Healthy signs: - No tokenizer warnings - GPU cache usage >0% - Throughput >20 tokens/s - Requests complete <5 seconds
Unhealthy signs: - "Non-Mistral tokenizer detected" - GPU cache = 0.0% - Throughput <10 tokens/s - Requests timeout
References¶
- vLLM Tool Calling Docs: https://docs.vllm.ai/en/stable/features/tool_calling.html
- Mistral Model Card: https://huggingface.co/mistralai/Mistral-7B-Instruct-v0.3
- vLLM Attention Backends: https://docs.vllm.ai/en/stable/design/attention.html
- Issue: vllm_tool_calling_not_executing
Status¶
Current State: Fixes applied, awaiting testing
Next Steps:
1. ✅ Added --tokenizer flag to setup script
2. ✅ Removed FLASHINFER backend
3. ⏳ User needs to restart vLLM on Thor
4. ⏳ Test basic completion (should be fast now!)

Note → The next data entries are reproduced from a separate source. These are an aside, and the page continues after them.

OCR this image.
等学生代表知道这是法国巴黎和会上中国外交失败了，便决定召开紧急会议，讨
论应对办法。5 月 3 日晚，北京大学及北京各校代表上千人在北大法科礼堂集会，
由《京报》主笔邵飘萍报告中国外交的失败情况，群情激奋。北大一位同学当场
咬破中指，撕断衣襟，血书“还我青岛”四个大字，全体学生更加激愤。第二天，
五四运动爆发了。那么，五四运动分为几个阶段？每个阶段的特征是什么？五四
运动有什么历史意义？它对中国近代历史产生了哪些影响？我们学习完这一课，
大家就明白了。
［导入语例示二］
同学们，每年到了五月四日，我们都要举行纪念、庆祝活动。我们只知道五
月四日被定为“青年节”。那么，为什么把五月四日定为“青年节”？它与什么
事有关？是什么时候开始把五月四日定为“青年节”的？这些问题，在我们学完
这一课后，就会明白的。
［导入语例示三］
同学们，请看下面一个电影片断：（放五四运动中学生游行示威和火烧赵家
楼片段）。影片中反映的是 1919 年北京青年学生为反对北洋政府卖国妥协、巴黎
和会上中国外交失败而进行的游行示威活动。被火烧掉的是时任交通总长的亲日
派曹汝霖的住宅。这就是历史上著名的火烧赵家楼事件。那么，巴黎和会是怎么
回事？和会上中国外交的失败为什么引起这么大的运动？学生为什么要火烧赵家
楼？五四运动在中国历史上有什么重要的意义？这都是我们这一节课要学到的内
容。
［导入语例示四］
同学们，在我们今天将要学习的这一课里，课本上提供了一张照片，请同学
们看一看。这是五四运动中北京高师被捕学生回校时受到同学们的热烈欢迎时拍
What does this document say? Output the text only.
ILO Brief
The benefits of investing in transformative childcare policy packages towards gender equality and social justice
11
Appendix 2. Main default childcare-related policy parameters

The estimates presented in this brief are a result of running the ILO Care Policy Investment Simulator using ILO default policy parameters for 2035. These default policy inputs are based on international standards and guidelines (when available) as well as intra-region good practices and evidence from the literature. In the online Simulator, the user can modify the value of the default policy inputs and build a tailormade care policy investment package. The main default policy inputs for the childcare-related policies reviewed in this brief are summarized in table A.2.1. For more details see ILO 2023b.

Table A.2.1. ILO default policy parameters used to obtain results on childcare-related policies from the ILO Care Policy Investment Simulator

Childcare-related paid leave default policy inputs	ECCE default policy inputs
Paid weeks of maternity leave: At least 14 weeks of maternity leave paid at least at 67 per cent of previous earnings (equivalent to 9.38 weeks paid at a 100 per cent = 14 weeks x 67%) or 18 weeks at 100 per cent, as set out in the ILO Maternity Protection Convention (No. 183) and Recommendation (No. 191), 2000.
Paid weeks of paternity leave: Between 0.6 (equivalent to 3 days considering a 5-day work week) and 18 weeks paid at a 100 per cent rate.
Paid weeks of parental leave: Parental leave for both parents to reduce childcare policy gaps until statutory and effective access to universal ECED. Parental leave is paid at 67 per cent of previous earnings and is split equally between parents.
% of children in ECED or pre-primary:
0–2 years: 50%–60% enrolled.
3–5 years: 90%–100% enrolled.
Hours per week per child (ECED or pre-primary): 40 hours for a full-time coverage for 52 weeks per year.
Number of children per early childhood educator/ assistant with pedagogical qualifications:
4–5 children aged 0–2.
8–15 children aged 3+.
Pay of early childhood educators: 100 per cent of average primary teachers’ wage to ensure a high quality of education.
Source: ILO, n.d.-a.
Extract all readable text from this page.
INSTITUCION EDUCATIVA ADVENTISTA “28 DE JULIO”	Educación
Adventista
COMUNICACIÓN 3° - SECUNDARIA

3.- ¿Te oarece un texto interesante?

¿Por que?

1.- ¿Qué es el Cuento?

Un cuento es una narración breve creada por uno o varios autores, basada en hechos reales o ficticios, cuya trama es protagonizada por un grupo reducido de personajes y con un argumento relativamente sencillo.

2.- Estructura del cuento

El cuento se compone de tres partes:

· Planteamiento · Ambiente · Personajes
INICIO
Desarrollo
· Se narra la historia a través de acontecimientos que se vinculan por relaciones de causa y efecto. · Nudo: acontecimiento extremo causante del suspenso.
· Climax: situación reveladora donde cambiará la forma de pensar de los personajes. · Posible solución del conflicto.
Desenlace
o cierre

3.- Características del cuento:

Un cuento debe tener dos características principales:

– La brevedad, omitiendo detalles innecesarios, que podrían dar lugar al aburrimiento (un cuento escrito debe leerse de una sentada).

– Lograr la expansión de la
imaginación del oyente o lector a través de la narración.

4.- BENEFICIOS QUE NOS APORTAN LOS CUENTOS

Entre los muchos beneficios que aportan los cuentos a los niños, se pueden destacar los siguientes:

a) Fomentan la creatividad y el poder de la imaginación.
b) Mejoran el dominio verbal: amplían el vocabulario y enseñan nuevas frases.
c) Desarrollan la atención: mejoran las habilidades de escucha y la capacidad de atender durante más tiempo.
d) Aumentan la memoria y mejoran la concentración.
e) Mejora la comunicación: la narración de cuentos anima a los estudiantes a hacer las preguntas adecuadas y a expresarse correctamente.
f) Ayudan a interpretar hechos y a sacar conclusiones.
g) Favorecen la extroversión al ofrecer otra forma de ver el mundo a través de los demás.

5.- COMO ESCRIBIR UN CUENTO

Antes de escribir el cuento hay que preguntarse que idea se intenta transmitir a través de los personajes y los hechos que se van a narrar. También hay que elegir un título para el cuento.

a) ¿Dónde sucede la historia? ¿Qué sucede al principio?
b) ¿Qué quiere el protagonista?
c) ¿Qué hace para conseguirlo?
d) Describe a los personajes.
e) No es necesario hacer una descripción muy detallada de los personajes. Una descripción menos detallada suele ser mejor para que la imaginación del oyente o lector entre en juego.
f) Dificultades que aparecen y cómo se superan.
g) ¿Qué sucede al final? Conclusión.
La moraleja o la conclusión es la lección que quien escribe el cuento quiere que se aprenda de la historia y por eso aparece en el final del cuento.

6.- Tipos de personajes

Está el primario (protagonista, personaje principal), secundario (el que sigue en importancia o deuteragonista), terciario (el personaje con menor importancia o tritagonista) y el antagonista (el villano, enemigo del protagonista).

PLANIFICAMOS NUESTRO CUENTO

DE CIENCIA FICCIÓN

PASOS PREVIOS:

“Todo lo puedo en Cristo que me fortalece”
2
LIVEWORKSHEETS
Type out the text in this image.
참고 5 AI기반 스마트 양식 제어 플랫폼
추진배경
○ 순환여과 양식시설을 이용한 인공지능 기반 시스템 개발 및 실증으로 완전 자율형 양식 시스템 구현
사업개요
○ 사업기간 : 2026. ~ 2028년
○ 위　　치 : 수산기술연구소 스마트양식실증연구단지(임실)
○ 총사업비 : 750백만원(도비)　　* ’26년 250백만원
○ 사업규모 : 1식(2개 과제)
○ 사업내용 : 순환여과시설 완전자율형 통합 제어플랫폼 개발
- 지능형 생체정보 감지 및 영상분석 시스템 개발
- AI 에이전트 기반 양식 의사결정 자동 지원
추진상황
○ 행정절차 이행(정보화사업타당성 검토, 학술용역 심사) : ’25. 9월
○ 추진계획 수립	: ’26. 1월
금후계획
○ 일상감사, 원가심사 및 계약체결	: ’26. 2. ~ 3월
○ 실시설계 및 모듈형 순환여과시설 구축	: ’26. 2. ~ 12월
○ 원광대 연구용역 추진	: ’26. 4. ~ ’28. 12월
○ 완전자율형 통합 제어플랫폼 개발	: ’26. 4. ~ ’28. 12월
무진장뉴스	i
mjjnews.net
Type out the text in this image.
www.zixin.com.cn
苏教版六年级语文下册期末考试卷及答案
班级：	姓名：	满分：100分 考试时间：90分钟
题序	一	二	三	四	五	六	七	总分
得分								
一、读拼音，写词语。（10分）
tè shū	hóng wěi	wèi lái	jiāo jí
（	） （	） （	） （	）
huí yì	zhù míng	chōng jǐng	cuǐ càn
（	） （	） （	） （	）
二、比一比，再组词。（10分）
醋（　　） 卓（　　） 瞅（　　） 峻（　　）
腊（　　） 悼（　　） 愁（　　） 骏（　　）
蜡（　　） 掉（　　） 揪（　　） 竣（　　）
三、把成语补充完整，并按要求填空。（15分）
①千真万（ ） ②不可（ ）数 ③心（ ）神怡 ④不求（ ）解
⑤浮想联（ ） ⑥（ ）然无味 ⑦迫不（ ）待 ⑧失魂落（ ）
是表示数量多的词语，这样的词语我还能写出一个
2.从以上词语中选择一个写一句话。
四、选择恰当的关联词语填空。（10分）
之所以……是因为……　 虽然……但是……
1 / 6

5. ⏳ Test tool calling (should return tool_calls array!)
6. ⏳ Test robot control (should actually move!)
Expected Outcome: With explicit tokenizer and default attention backend, Mistral should work perfectly. Tool calling should return properly formatted function calls within 1-3 seconds.